A Minnesota gene-editing company that designed a hornless dairy bull in a lab five years ago found out the hard way that something went wrong in its editing process.
Scientists at the Food and Drug Administration's (FDA's) Center for Veterinary Medicine accidentally stumbled onto the editing glitch recently when analyzing the animal's DNA, highlighting the inherent challenges for companies pioneering the complex world of livestock gene-editing.
Both the FDA and St. Paul-based Recombinetics, which had designed the animal's DNA in 2014, don't believe the error is harmful to cattle. But they also don't want it to happen again.
The federal researchers who made the discovery published an early version of their findings in July that have not yet been peer reviewed.
"We don't want to say this is important because it sets off alarm bells.

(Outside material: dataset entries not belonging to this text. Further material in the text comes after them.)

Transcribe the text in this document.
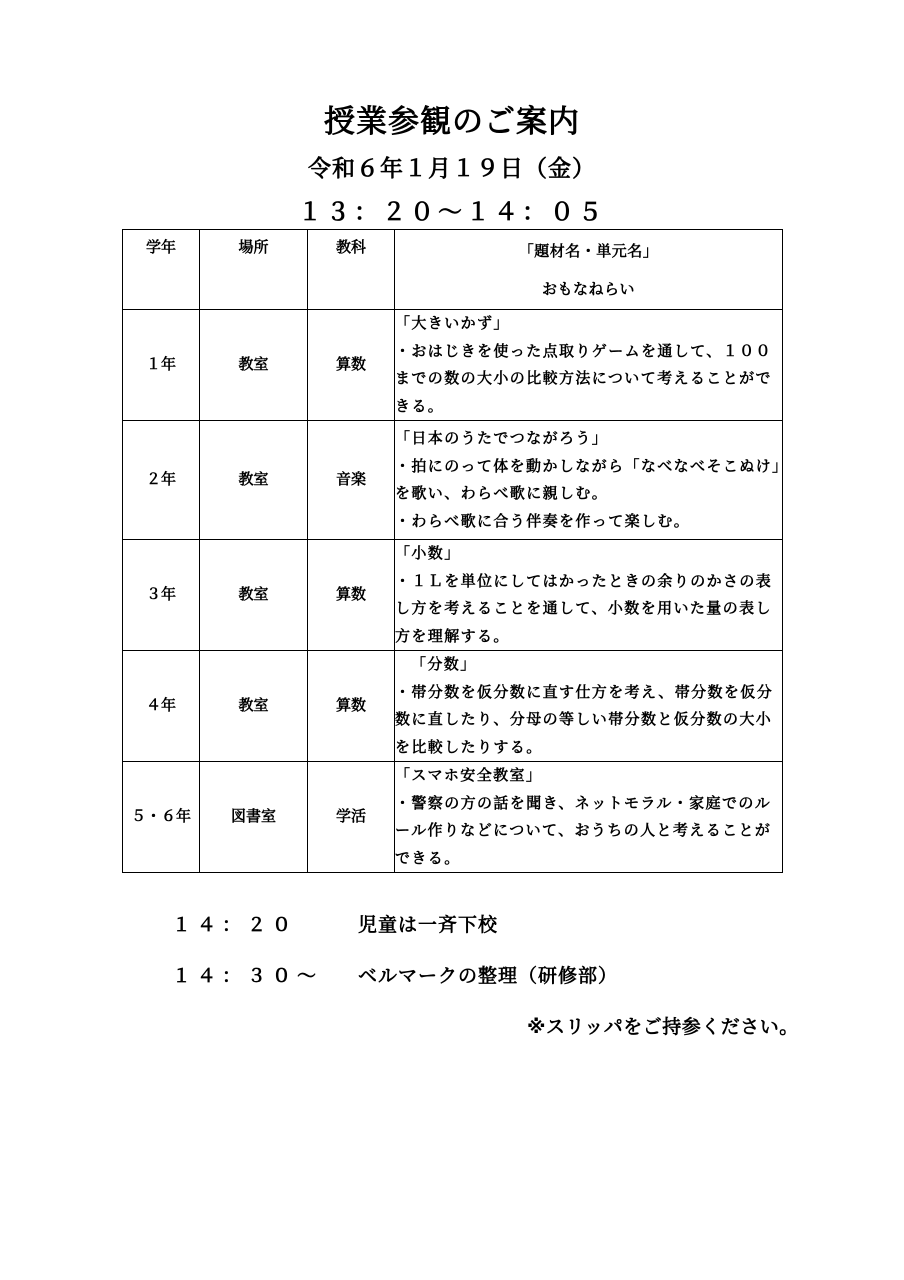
授業参観のご案内
令和６年１月１９日（金）
１３：２０～１４：０５
学年	場所	教科	「題材名・単元名」
おもなねらい

１年	教室	算数	「大きいかず」
・おはじきを使った点取りゲームを通して、１００までの数の大小の比較方法について考えることができる。

２年	教室	音楽	「日本のうたでつながろう」
・拍にのって体を動かしながら「なべなべそこぬけ」を歌い、わらべ歌に親しむ。
・わらべ歌に合う伴奏を作って楽しむ。

３年	教室	算数	「小数」
・１Ｌを単位にしてはかったときの余りのかさの表し方を考えることを通して、小数を用いた量の表し方を理解する。

４年	教室	算数	「分数」
・帯分数を仮分数に直す仕方を考え、帯分数を仮分数に直したり、分母の等しい帯分数と仮分数の大小を比較したりする。

５・６年	図書室	学活	「スマホ安全教室」
・警察の方の話を聞き、ネットモラル・家庭でのルール作りなどについて、おうちの人と考えることができる。
１４：２０	児童は一斉下校
１４：３０～ ベルマークの整理（研修部）
※スリッパをご持参ください。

We do not draw that conclusion at all. It's quite possible it could be safe," said Laura Epstein, senior policy adviser for the Center for Veterinary Medicine. "We really want to encourage the safe use of gene-editing, and we just believe it's important to look at these things and get this information out to researchers in this field."
The donor mechanism — called a plasmid and used to repair the DNA break caused by the insertion of the horn gene — was inadvertently copied into the DNA, alongside the newly inserted hornless gene.
At first, Alexis Norris, the FDA bioinformatician who discovered the anomaly, didn't believe it.
"Like most times, when you find something you weren't expecting, you don't trust the result," she said.